Power vs. liberty: A lovers' quarrel
The much talked-about schism in the Republican Party is better defined as a schism between the lovers of liberty and the lovers of power.
But let’s be more specific: This schism is really a love triangle as the libertarians and authoritarians vie for the affections of the American people.
It’s nothing new, a spat as old as the political feud between Alexander Hamilton and Thomas Jefferson, but it made for headlines last week when Sen. Rand Paul thumbed his nose at his Republican handlers and went directly to the American people with a real live filibuster on the floor of the Senate.
His concern? Whether or not the Obama administration would ever consider using drone strikes against American citizens on American soil as they have done on foreign soil.
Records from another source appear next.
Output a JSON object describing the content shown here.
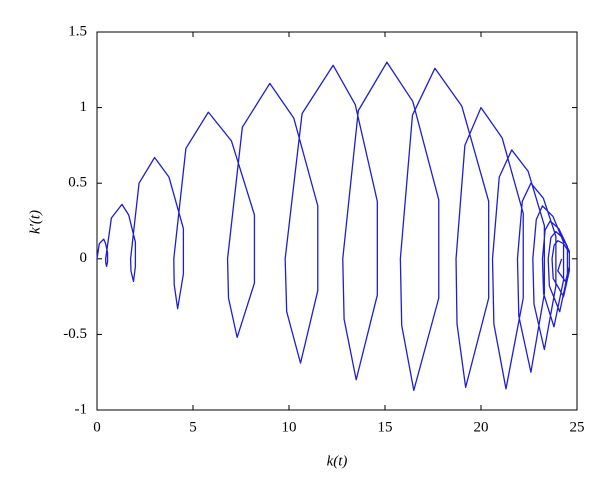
{
  "chart_data": {
    "type": "line",
    "xlabel": "k(t)",
    "ylabel": "k′(t)",
    "color": "#1e1ed2",
    "xlim": [
      0,
      25
    ],
    "xticks": [
      0,
      5,
      10,
      15,
      20,
      25
    ],
    "ylim": [
      -1,
      1.5
    ],
    "yticks": [
      -1,
      -0.5,
      0,
      0.5,
      1,
      1.5
    ],
    "grid": false,
    "x": [
      0,
      0.12,
      0.35,
      0.45,
      0.55,
      0.55,
      0.5,
      0.46,
      0.45,
      0.75,
      1.3,
      1.65,
      2.0,
      2.0,
      1.9,
      1.77,
      1.75,
      2.19,
      3.0,
      3.75,
      4.5,
      4.5,
      4.2,
      4.02,
      4.0,
      4.63,
      5.8,
      7.0,
      8.2,
      8.2,
      7.3,
      6.85,
      6.8,
      7.57,
      9.0,
      10.25,
      11.5,
      11.5,
      10.6,
      9.88,
      9.8,
      10.68,
      12.3,
      13.45,
      14.6,
      14.6,
      13.5,
      12.87,
      12.8,
      13.61,
      15.1,
      16.45,
      17.8,
      17.8,
      16.5,
      15.87,
      15.8,
      16.43,
      17.6,
      19.0,
      20.4,
      20.4,
      19.2,
      18.75,
      18.7,
      19.16,
      20.0,
      21.1,
      22.2,
      22.2,
      21.3,
      20.67,
      20.6,
      20.95,
      21.6,
      22.45,
      23.3,
      23.3,
      22.6,
      21.97,
      21.9,
      22.15,
      22.6,
      23.25,
      23.9,
      23.9,
      23.3,
      22.76,
      22.7,
      22.88,
      23.2,
      23.75,
      24.3,
      24.3,
      23.8,
      23.26,
      23.2,
      23.34,
      23.6,
      24.05,
      24.5,
      24.5,
      24.1,
      23.56,
      23.5,
      23.64,
      23.9,
      24.25,
      24.6,
      24.6,
      24.3,
      23.76,
      23.7,
      23.81,
      24.0,
      24.3,
      24.6,
      24.6,
      24.4,
      24.0,
      24.2
    ],
    "values": [
      0,
      0.1,
      0.13,
      0.1,
      0.04,
      -0.02,
      -0.05,
      -0.03,
      0,
      0.27,
      0.36,
      0.29,
      0.11,
      -0.05,
      -0.15,
      -0.08,
      0,
      0.5,
      0.67,
      0.54,
      0.2,
      -0.1,
      -0.33,
      -0.17,
      0,
      0.73,
      0.97,
      0.78,
      0.29,
      -0.16,
      -0.52,
      -0.26,
      0,
      0.87,
      1.16,
      0.93,
      0.35,
      -0.21,
      -0.69,
      -0.35,
      0,
      0.96,
      1.28,
      1.02,
      0.38,
      -0.24,
      -0.8,
      -0.4,
      0,
      0.98,
      1.3,
      1.04,
      0.39,
      -0.26,
      -0.87,
      -0.44,
      0,
      0.95,
      1.26,
      1.01,
      0.38,
      -0.26,
      -0.85,
      -0.43,
      0,
      0.75,
      1.0,
      0.8,
      0.3,
      -0.26,
      -0.86,
      -0.43,
      0,
      0.54,
      0.72,
      0.58,
      0.22,
      -0.23,
      -0.75,
      -0.38,
      0,
      0.38,
      0.5,
      0.4,
      0.15,
      -0.18,
      -0.6,
      -0.3,
      0,
      0.26,
      0.35,
      0.28,
      0.11,
      -0.14,
      -0.45,
      -0.23,
      0,
      0.19,
      0.25,
      0.2,
      0.08,
      -0.11,
      -0.35,
      -0.18,
      0,
      0.14,
      0.18,
      0.14,
      0.05,
      -0.08,
      -0.25,
      -0.13,
      0,
      0.09,
      0.12,
      0.1,
      0.04,
      -0.05,
      -0.15,
      -0.08,
      0
    ]
  }
}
Now, you and I may think this point would have already been settled by the U.S. Constitution, but Sen. Paul was worried that this president (or some future president) might use national security as a lever to unhitch the Fifth Amendment’s “due process clause” from the Constitution in order to create a loophole big enough to squeeze through a deadly drone or two.
Imagine that! A filibuster in support of the Constitution and the Bill of Rights! Pretty cheeky stuff for a freshman senator — in fact so cheeky that Sen. Paul in just 13 hours took on the dimensions of a political folk hero, something that it took his father Ron Paul 40 years to do.
Paul used the nomination of John Brennan as CIA director as the putative cause of his filibuster, because Brennan had previously supported drone strikes overseas. But Paul wasn’t aiming at Brennan so much as the entire national security infrastructure which under the last two presidents has chiseled away at various constitutional protections in order to prop up its own power base.
And because no one had seen a real “non-stop talking” filibuster in years, his heady disputation riveted the entire nation for the better part of a day and a night, until at long last the junior senator from Kentucky boyishly admitted that he had to answer the call of nature.
Maybe it was all that attention Rand Paul was getting that forced an open confrontation between him and the old dogs of the Republican Senators Club. After all, Sens. John McCain and Lindsey Graham and a delegation of GOP poobahs were dining with President Obama at the plush Jefferson Hotel at the same time Sen. Paul was auditioning for the Jimmy Stewart role in the remake of “Mr. Smith Goes to Washington.”
McCain and Graham are used to chewing up the scenery in the long-running D.C. soap opera, so they may well have resented having to give up top billing to a political neophyte. Who knows? Maybe they had principled reasons for attacking their fellow senator, but it sure looks as if they just didn’t like watching their hold on power slipping away. In an interview with the Huffington Post, McCain dissed Sen. Paul as just one more of the “wacko birds” who are giving the Republican Party a bad name. Note the emphasis on party — because to politicians like McCain, “party” is the equivalent of “power” and whatever damages the party brand puts his own hold on power at risk.
Graham was even more obtuse in his response to Sen. Paul’s filibuster. He decided to reverse himself and support Brennan, not out of principle but just to thumb his nose at Sen. Paul.
I suppose to casual observers, it may seem as if this lover’s quarrel is being waged exclusively in the Republican Party. But that is just because there are still enough libertarians left in the GOP to make it seem like a fair fight between freedom and power, whereas the vast majority of Democratic office-holders have long since adopted the role of dominatrix to the pliant and plaintive people they pretend to serve.
If that seems like a partisan slap, it is not. One of the main signs of love of power is a slavish devotion to party — because it is through party, not principle, that power is usually obtained and almost always retained. True libertarians, on the other hand, usually honor principal above party, and thus are almost always doomed to being exiled from power when they refuse to toe the line set forth by their party elders.
In a very real sense, this battle has already been concluded in the Democratic Party, where party discipline has all but erased diversity of opinion, but in the Republican Party, there is still an active minority which hopes to supplant party loyalty with devotion to the Constitution.
Whether they can achieve that goal is a long shot, of course, and even the occasional battle won such as Sen. Paul seems to have accomplished does not ensure a decisive victory in the war.
After all, many who now love power once loved liberty, but eventually spurned her for the ample rewards which power distributes to its paramours. For more on that point, all additional questions should be directed to Sens. McCain and Graham.